Uji coba terbatas dilakukan setelah tahap pengembangan dan validasi dengan tim ahli. uji coba terbatas bertujuan untuk mendapatkan informasi mengenai kejelasan, kemanfaatan, dan respon guru terhadap model pembelajaran yang telah dikembangkan. Pada tahap ini uji coba dilakukan dalam kondisi terbatas yaitu subjek tiga anak tunarungu dan satu orang guru. Subjek akan diminta untuk melakukan kegiatan dalam proses pembelajaran berbasis proyek. Data yang dikumpulkan kemudian dianalisis secara kualitatif serta kuantitatif untuk memperbaiki penerapan pada tahap selanjutnya.

66

b. Revisi Model Awal

Tahap ini dilakukan dasi hasil uji coba terbatas, selanjutnya akan dianalisis kekurangan model pembelajaran berbasis proyek selama uji coba terbatas. Kekurangan tersebut kemudian dikaji dan dilengkapi sehingga dapat digunakan untuk uji coba lapangan.

c. Uji Coba Lapangan Luas

Uji coba lapangan luas dilakukan setelah melalui tahapan revisi model awal. Proses ini bertujuan untuk menerapkan model pembelajaran berbasis proyek berdasarkan saran dan masukan guru selama penelitian. Uji coba lapangan dilakukan dalam kondisi yang lebih luas dengan subjek lima orang anak tunarungu dan satu orang guru untuk melakukan kegiatan dalam pengembangan model.

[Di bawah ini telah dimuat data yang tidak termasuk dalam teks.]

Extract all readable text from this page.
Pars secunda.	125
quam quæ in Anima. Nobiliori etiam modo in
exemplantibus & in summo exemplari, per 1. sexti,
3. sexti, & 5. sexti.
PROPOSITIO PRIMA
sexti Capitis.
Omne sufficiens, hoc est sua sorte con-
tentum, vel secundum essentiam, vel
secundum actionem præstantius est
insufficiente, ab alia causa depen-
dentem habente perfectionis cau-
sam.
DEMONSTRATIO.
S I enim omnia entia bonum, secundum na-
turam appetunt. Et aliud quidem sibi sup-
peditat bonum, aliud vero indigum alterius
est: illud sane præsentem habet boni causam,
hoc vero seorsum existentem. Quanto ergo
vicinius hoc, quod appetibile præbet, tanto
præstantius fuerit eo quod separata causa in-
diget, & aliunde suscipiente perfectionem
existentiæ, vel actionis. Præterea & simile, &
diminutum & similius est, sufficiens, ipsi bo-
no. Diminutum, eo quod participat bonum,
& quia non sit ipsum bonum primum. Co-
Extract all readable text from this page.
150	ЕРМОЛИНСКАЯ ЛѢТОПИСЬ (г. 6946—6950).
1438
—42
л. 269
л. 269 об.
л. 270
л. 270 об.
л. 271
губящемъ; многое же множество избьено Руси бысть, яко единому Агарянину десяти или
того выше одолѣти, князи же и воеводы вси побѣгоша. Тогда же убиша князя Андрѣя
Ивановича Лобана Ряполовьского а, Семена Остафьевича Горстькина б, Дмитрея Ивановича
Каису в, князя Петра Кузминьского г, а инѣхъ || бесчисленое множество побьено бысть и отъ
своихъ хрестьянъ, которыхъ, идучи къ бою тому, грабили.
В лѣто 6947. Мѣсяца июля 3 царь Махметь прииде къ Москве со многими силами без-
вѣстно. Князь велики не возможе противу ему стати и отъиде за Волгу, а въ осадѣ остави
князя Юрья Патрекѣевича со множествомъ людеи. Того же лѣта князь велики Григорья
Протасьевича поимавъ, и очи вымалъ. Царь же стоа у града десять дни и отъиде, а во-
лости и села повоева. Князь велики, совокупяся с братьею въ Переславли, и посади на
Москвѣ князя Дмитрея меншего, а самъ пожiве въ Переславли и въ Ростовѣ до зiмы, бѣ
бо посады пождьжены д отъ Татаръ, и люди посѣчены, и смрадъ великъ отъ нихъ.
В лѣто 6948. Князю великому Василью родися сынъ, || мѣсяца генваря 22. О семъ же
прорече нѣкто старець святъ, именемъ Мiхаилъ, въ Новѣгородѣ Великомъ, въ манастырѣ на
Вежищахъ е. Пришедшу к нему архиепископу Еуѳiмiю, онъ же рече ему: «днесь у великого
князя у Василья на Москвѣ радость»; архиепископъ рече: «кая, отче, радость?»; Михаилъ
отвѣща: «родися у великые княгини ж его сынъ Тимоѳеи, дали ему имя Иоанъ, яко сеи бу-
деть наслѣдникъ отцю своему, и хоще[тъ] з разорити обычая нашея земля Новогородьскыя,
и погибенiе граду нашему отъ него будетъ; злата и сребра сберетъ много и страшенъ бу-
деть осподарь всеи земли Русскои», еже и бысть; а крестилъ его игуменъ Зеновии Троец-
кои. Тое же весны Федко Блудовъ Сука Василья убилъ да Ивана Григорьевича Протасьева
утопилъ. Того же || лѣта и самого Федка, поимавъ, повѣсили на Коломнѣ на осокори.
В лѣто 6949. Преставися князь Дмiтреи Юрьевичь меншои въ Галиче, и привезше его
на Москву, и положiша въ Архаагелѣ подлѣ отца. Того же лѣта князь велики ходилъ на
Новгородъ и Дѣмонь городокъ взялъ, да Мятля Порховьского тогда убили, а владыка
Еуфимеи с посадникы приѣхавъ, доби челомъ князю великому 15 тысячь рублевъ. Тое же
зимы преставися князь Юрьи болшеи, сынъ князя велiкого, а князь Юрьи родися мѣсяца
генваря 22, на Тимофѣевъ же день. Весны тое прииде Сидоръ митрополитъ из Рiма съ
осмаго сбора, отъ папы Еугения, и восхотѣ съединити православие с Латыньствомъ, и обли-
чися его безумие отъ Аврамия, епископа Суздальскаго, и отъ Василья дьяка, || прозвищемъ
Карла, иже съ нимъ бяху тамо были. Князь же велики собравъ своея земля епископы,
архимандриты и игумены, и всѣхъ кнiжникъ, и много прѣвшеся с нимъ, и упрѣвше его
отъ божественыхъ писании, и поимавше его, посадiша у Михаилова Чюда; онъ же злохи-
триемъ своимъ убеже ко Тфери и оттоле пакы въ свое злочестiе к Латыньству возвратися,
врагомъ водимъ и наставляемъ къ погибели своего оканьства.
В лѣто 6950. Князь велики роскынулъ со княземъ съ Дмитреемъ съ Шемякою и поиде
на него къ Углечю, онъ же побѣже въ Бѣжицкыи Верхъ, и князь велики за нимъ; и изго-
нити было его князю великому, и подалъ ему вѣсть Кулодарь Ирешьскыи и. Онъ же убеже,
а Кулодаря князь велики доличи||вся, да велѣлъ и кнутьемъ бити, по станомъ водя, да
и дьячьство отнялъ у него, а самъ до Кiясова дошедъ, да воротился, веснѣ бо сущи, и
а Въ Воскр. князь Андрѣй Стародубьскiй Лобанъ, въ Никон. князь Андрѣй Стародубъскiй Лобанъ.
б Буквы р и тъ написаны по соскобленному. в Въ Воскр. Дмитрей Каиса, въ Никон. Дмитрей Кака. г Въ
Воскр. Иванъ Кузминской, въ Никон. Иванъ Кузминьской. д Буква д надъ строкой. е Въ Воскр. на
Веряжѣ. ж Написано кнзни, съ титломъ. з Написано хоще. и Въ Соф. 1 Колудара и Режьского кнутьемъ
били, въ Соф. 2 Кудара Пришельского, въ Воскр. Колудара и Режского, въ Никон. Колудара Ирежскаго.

d. Revisi Uji Coba Lapangan

Tahap ini dilakukan sebagai evaluasi dan revisi pada uji coba lapangan. Revisi uji coba lapangan bertujuan untuk memperbaiki kekurangan pada saat uji coba lapangan.

e. Uji efektivitas

Uji efektivitas dilakukan setalah uji coba lapangan. Uji efektivitas bertujuan untuk mengetahui kefektifan model yang dikembangkan dalam peningkatan kemampuan berpikir logis anak tunarungu. Pada tahap ini tes hasil belajar digunakan untuk menilai pelaksanaan uji efektifitas. Hasil tes ini didapatkan sebelum (pretest) dan sesudah (posttes) penerapan model pembelajaran berbasis proyek.

67

f. Revisi produk final

Sebelum produk ini dikembangkan, maka perlu dilakukan revisi terakhir untuk mengkaji hal-hal yang kurang baik pada saat penelitian uji operasional. Namun, setelah revisi produk final penulis tidak melakukan tahapan diseminasi dikarenakan waktu penelitian yang terbatas.